The program the bill would set up would be formed based on insights the Energy Secretary would gather from officials across a range of other agencies’ and government organizations. Through it, the department would be expected to steer cooperative research with partners in national laboratories, industry, research and academic and research institutions on topics “to facilitate new quantum infrastructure methods and technologies.” Several listed in the legislation involve quantum routers, repeaters and interconnects that permit short range local connections between quantum processors. Further, Energy would be required to engage with the Quantum Economic Development Consortium, known as QED-C, to promote the development of the U.S. quantum supply chain, develop experimental tools and testbeds—and more.
The innovation the act aims to push via the infrastructure is threefold: “to facilitate the advancement of distributed quantum computing systems through the internet and intranet; improve the precision of measurements of scientific phenomena and physical imaging technologies; and develop secure national quantum communications technologies and strategies.”
A four-year research plan spotlighting the pursuit and “basic research needs” would be due to the House Committee on Science, Space, and Technology and the Senate Committee on Energy and Natural Resources.
The work the bill mandates would build on efforts already in-play. In July, senior Energy Department officials unveiled a strategic blueprint to pave the way for a potentially “unhackable” quantum internet over the next 10 years, and Trump’s budget request for 2021 includes $25 million specifically intended for Energy “to support early stage research for a quantum internet.”
Other external researchers have already initiated efforts to create and secure quantum networks.

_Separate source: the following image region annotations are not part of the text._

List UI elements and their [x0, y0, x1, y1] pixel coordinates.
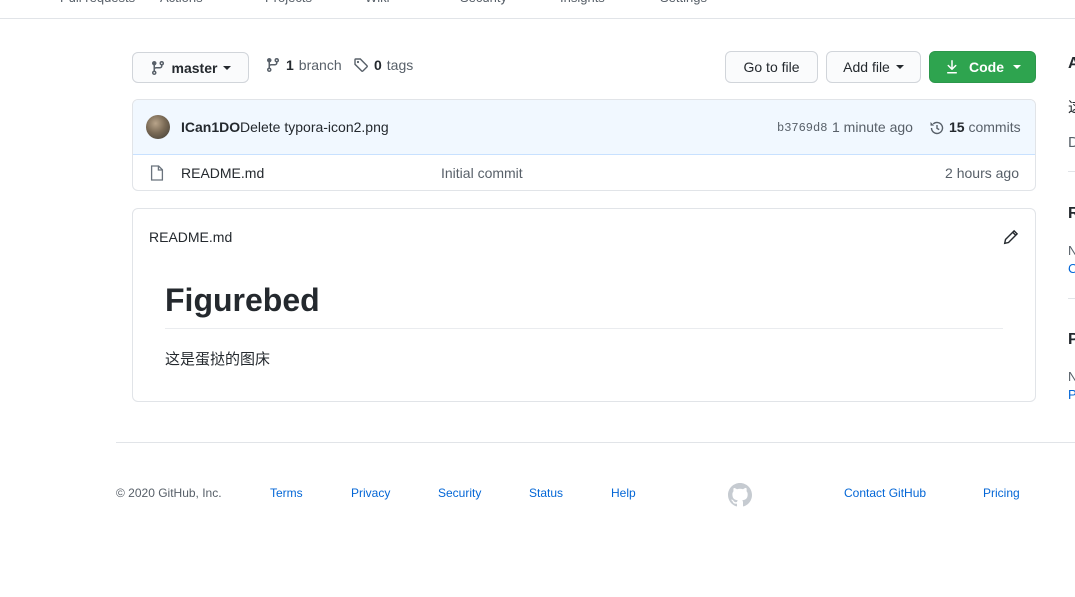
commits-label: commits — [968, 119, 1021, 135]
branches-label: branch — [298, 57, 342, 73]
commit-author[interactable]: ICan1DO — [181, 119, 240, 135]
tags-label: tags — [386, 57, 414, 73]
footer-link-security[interactable]: Security — [438, 486, 481, 500]
file-age: 2 hours ago — [945, 165, 1019, 181]
tag-icon — [354, 58, 368, 72]
chevron-down-icon — [223, 65, 232, 70]
footer-link-privacy[interactable]: Privacy — [351, 486, 390, 500]
footer-link-status[interactable]: Status — [529, 486, 563, 500]
tags-link[interactable]: 0 tags — [353, 57, 413, 73]
github-logo-icon[interactable] — [728, 483, 752, 507]
go-to-file-button[interactable]: Go to file — [725, 51, 818, 83]
git-branch-icon — [151, 60, 164, 75]
latest-commit-bar: ICan1DO Delete typora-icon2.png b3769d8 … — [133, 100, 1035, 155]
footer-link-help[interactable]: Help — [611, 486, 636, 500]
file-name[interactable]: README.md — [181, 165, 264, 181]
top-nav-item[interactable]: Settings — [660, 0, 707, 5]
top-nav-item[interactable]: Security — [460, 0, 507, 5]
footer-copyright: © 2020 GitHub, Inc. — [116, 486, 222, 500]
top-nav-item[interactable]: Insights — [560, 0, 605, 5]
commit-message[interactable]: Delete typora-icon2.png — [240, 119, 389, 135]
history-icon — [930, 121, 944, 135]
top-nav-item[interactable]: Wiki — [365, 0, 390, 5]
top-nav-item[interactable]: Projects — [265, 0, 312, 5]
readme-body: 这是蛋挞的图床 — [165, 351, 271, 368]
top-nav-item[interactable]: Actions — [160, 0, 203, 5]
avatar[interactable] — [146, 115, 170, 139]
readme-panel: README.md Figurebed 这是蛋挞的图床 — [132, 208, 1036, 402]
readme-divider — [165, 328, 1003, 329]
add-file-button[interactable]: Add file — [826, 51, 921, 83]
chevron-down-icon — [1013, 65, 1021, 69]
commits-count: 15 — [949, 119, 965, 135]
top-nav-item[interactable]: Pull requests — [60, 0, 135, 5]
readme-title: Figurebed — [165, 282, 320, 318]
file-commit-message[interactable]: Initial commit — [441, 165, 523, 181]
file-listing: ICan1DO Delete typora-icon2.png b3769d8 … — [132, 99, 1036, 191]
footer-link-contact[interactable]: Contact GitHub — [844, 486, 926, 500]
table-row: README.md Initial commit 2 hours ago — [133, 154, 1035, 190]
branches-link[interactable]: 1 branch — [265, 57, 342, 73]
footer-link-pricing[interactable]: Pricing — [983, 486, 1020, 500]
tags-count: 0 — [374, 57, 382, 73]
pencil-icon[interactable] — [1003, 229, 1019, 245]
repo-top-nav: Pull requests Actions Projects Wiki Security… — [0, 0, 1075, 19]
chevron-down-icon — [895, 65, 904, 69]
commits-link[interactable]: 15 commits — [949, 119, 1021, 135]
download-icon — [947, 60, 957, 74]
footer-link-terms[interactable]: Terms — [270, 486, 303, 500]
code-label: Code — [969, 59, 1004, 75]
commit-sha[interactable]: b3769d8 — [777, 121, 827, 135]
branch-select-button[interactable]: master — [132, 52, 249, 83]
commit-time: 1 minute ago — [832, 119, 913, 135]
go-to-file-label: Go to file — [743, 59, 800, 75]
add-file-label: Add file — [843, 59, 890, 75]
branch-name: master — [171, 59, 218, 76]
readme-filename: README.md — [149, 229, 233, 245]
footer-divider — [116, 442, 1075, 443]
git-branch-icon — [266, 58, 279, 73]
code-button[interactable]: Code — [929, 51, 1036, 83]
file-icon — [150, 165, 164, 181]
branches-count: 1 — [286, 57, 294, 73]
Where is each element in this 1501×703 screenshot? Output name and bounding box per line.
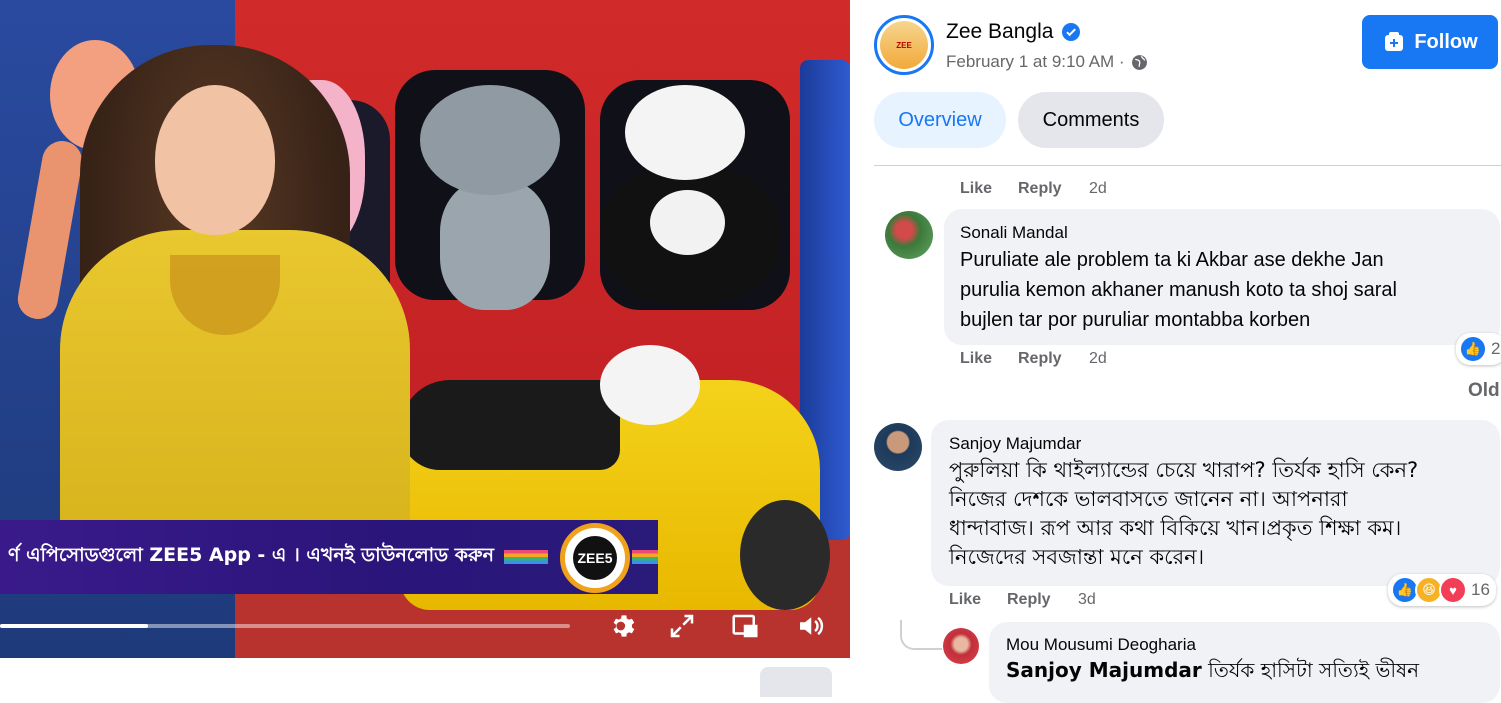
video-player[interactable]: র্ণ এপিসোডগুলো ZEE5 App - এ । এখনই ডাউনল… bbox=[0, 0, 850, 658]
avatar[interactable] bbox=[874, 423, 922, 471]
comment-text-line: ধান্দাবাজ। রূপ আর কথা বিকিয়ে খান।প্রকৃত… bbox=[949, 516, 1402, 540]
avatar[interactable] bbox=[885, 211, 933, 259]
comment-time[interactable]: 3d bbox=[1078, 591, 1096, 609]
page-name[interactable]: Zee Bangla bbox=[946, 20, 1081, 44]
add-page-icon bbox=[1385, 32, 1404, 51]
comment-text: Puruliate ale problem ta ki Akbar ase de… bbox=[960, 245, 1397, 335]
comment-text-line: নিজেদের সবজান্তা মনে করেন। bbox=[949, 545, 1205, 569]
comment-text-line: নিজের দেশকে ভালবাসতে জানেন না। আপনারা bbox=[949, 487, 1348, 511]
promo-banner-text: র্ণ এপিসোডগুলো ZEE5 App - এ । এখনই ডাউনল… bbox=[8, 544, 494, 566]
toy-car-wheel bbox=[740, 500, 830, 610]
panda-toy-head bbox=[625, 85, 745, 180]
reaction-count[interactable]: 👍 😆 ♥ 16 bbox=[1388, 574, 1496, 606]
reaction-count-text: 2 bbox=[1491, 339, 1501, 358]
comment-text: Sanjoy Majumdar তির্যক হাসিটা সত্যিই ভীষ… bbox=[1006, 656, 1419, 685]
reaction-count[interactable]: 👍 2 bbox=[1456, 333, 1501, 365]
follow-button[interactable]: Follow bbox=[1362, 15, 1498, 69]
banner-stripes bbox=[632, 550, 658, 564]
video-progress-bar[interactable] bbox=[0, 624, 570, 628]
like-action[interactable]: Like bbox=[960, 180, 992, 198]
cat-toy-head bbox=[420, 85, 560, 195]
panda-in-car bbox=[600, 345, 700, 425]
fullscreen-icon[interactable] bbox=[664, 608, 700, 644]
toy-car-window bbox=[400, 380, 620, 470]
divider bbox=[874, 165, 1501, 166]
like-action[interactable]: Like bbox=[949, 591, 981, 609]
video-progress-fill bbox=[0, 624, 149, 628]
tab-overview[interactable]: Overview bbox=[874, 92, 1006, 148]
zee-bangla-logo: ZEE bbox=[880, 21, 928, 69]
comment-text: পুরুলিয়া কি থাইল্যান্ডের চেয়ে খারাপ? ত… bbox=[949, 456, 1418, 572]
reply-thread-line bbox=[900, 620, 942, 650]
older-comments-link[interactable]: Old bbox=[1468, 380, 1500, 402]
like-reaction-icon: 👍 bbox=[1459, 335, 1487, 363]
reply-action[interactable]: Reply bbox=[1007, 591, 1051, 609]
avatar[interactable] bbox=[943, 628, 979, 664]
banner-stripes bbox=[503, 550, 548, 564]
reply-action[interactable]: Reply bbox=[1018, 350, 1062, 368]
video-toolbar-button[interactable] bbox=[760, 667, 832, 697]
zee5-logo-text: ZEE5 bbox=[573, 536, 617, 580]
reaction-count-text: 16 bbox=[1471, 580, 1490, 599]
comment-text-line: পুরুলিয়া কি থাইল্যান্ডের চেয়ে খারাপ? ত… bbox=[949, 458, 1419, 482]
comment-text-body: তির্যক হাসিটা সত্যিই ভীষন bbox=[1201, 658, 1420, 682]
comment-author[interactable]: Sanjoy Majumdar bbox=[949, 434, 1081, 454]
love-reaction-icon: ♥ bbox=[1439, 576, 1467, 604]
like-action[interactable]: Like bbox=[960, 350, 992, 368]
post-date[interactable]: February 1 at 9:10 AM · bbox=[946, 52, 1125, 72]
comment-time[interactable]: 2d bbox=[1089, 180, 1107, 198]
comment-author[interactable]: Sonali Mandal bbox=[960, 223, 1068, 243]
post-timestamp[interactable]: February 1 at 9:10 AM · bbox=[946, 52, 1148, 72]
comment-text-line: Puruliate ale problem ta ki Akbar ase de… bbox=[960, 249, 1384, 271]
tab-comments[interactable]: Comments bbox=[1018, 92, 1164, 148]
picture-in-picture-icon[interactable] bbox=[727, 608, 763, 644]
settings-gear-icon[interactable] bbox=[606, 608, 642, 644]
page-name-text[interactable]: Zee Bangla bbox=[946, 20, 1053, 44]
zee5-logo: ZEE5 bbox=[560, 523, 630, 593]
verified-badge-icon bbox=[1062, 23, 1081, 41]
page-avatar[interactable]: ZEE bbox=[874, 15, 934, 75]
comment-author[interactable]: Mou Mousumi Deogharia bbox=[1006, 635, 1196, 655]
baby-panda-toy bbox=[650, 190, 725, 255]
reply-action[interactable]: Reply bbox=[1018, 180, 1062, 198]
volume-icon[interactable] bbox=[792, 608, 828, 644]
comment-text-line: purulia kemon akhaner manush koto ta sho… bbox=[960, 279, 1397, 301]
globe-icon bbox=[1131, 54, 1147, 70]
tab-comments-label: Comments bbox=[1042, 108, 1140, 131]
tab-overview-label: Overview bbox=[898, 108, 982, 131]
host-face bbox=[155, 85, 275, 235]
comment-text-line: bujlen tar por puruliar montabba korben bbox=[960, 309, 1311, 331]
cat-toy bbox=[440, 180, 550, 310]
mention-link[interactable]: Sanjoy Majumdar bbox=[1006, 658, 1202, 682]
comment-time[interactable]: 2d bbox=[1089, 350, 1107, 368]
follow-label: Follow bbox=[1414, 30, 1478, 53]
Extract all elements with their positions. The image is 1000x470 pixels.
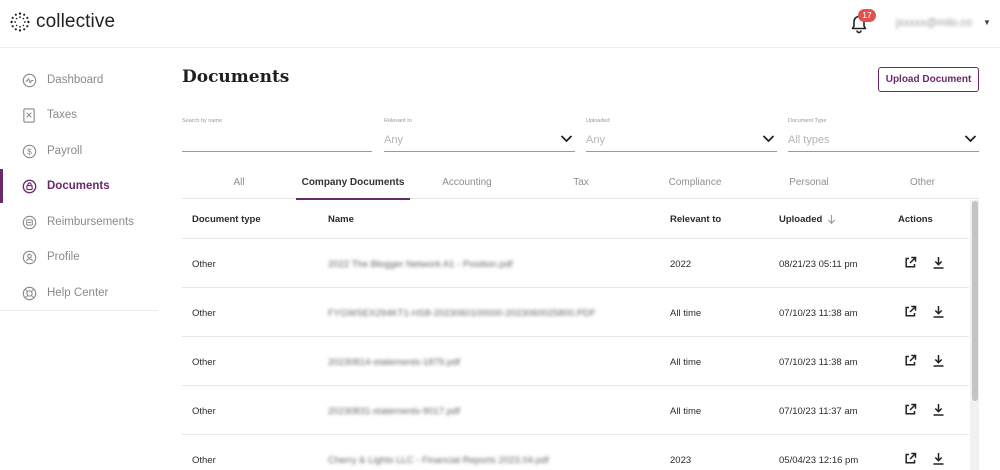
sidebar-item-label: Help Center	[47, 287, 109, 299]
search-filter-label: Search by name	[182, 118, 223, 124]
download-icon[interactable]	[932, 256, 945, 269]
cell-document-type: Other	[192, 455, 216, 466]
download-icon[interactable]	[932, 354, 945, 367]
receipt-icon	[21, 107, 37, 123]
cell-document-type: Other	[192, 406, 216, 417]
cell-uploaded: 07/10/23 11:38 am	[779, 357, 858, 368]
user-circle-icon	[21, 249, 37, 265]
sidebar-item-label: Profile	[47, 251, 80, 263]
search-input[interactable]	[182, 132, 372, 150]
user-email[interactable]: jxxxxx@milo.co	[896, 17, 972, 29]
download-icon[interactable]	[932, 452, 945, 465]
cell-document-type: Other	[192, 308, 216, 319]
arrow-down-icon[interactable]	[827, 214, 836, 225]
chevron-down-icon[interactable]	[560, 134, 573, 143]
notification-badge: 17	[858, 9, 876, 22]
doctype-filter-label: Document Type	[788, 118, 827, 124]
document-lock-icon	[21, 178, 37, 194]
reimburse-icon	[21, 214, 37, 230]
dollar-circle-icon: $	[21, 143, 37, 159]
top-bar: collective 17 jxxxxx@milo.co ▼	[0, 0, 1000, 48]
table-row[interactable]: Other 2022 The Blogger Network A1 - Posi…	[182, 239, 969, 288]
sidebar-item-reimbursements[interactable]: Reimbursements	[0, 205, 158, 239]
sidebar-item-label: Dashboard	[47, 74, 104, 86]
relevant-filter-label: Relevant to	[384, 118, 412, 124]
tab-company-documents[interactable]: Company Documents	[296, 172, 410, 200]
cell-relevant-to: All time	[670, 406, 702, 417]
download-icon[interactable]	[932, 403, 945, 416]
download-icon[interactable]	[932, 305, 945, 318]
cell-uploaded: 07/10/23 11:38 am	[779, 308, 858, 319]
tab-other[interactable]: Other	[866, 172, 979, 199]
sidebar-item-label: Payroll	[47, 145, 83, 157]
cell-document-type: Other	[192, 357, 216, 368]
table-scrollbar-thumb[interactable]	[972, 201, 978, 401]
column-header-uploaded[interactable]: Uploaded	[779, 214, 822, 225]
sidebar-item-label: Documents	[47, 180, 110, 192]
cell-relevant-to: All time	[670, 357, 702, 368]
uploaded-filter-value[interactable]: Any	[586, 134, 605, 146]
table-row[interactable]: Other Cherry & Lights LLC - Financial Re…	[182, 435, 969, 470]
table-row[interactable]: Other 20230814-statements-1879.pdf All t…	[182, 337, 969, 386]
relevant-filter-value[interactable]: Any	[384, 134, 403, 146]
sidebar-item-label: Reimbursements	[47, 216, 134, 228]
open-external-icon[interactable]	[904, 452, 917, 465]
sidebar-item-profile[interactable]: Profile	[0, 240, 158, 274]
cell-name[interactable]: FYGWSEX294KT1-HS8-2023060100000-20230600…	[328, 308, 596, 319]
open-external-icon[interactable]	[904, 354, 917, 367]
tab-all[interactable]: All	[182, 172, 296, 199]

And, as noted in Zeldin’s release on the bill, Brookhaven National Lab in Upton and Stony Brook University—both in his state of New York—have established and are refining an 80-mile quantum network testbed.
“Thanks to investments in our nation’s best and brightest scientists, we’re now closer than ever to a large scale implementation of this technology, and we’re not slowing down now!” Zeldin said.
The bill was referred to the House Committee on Science, Space, and Technology on the day it was introduced.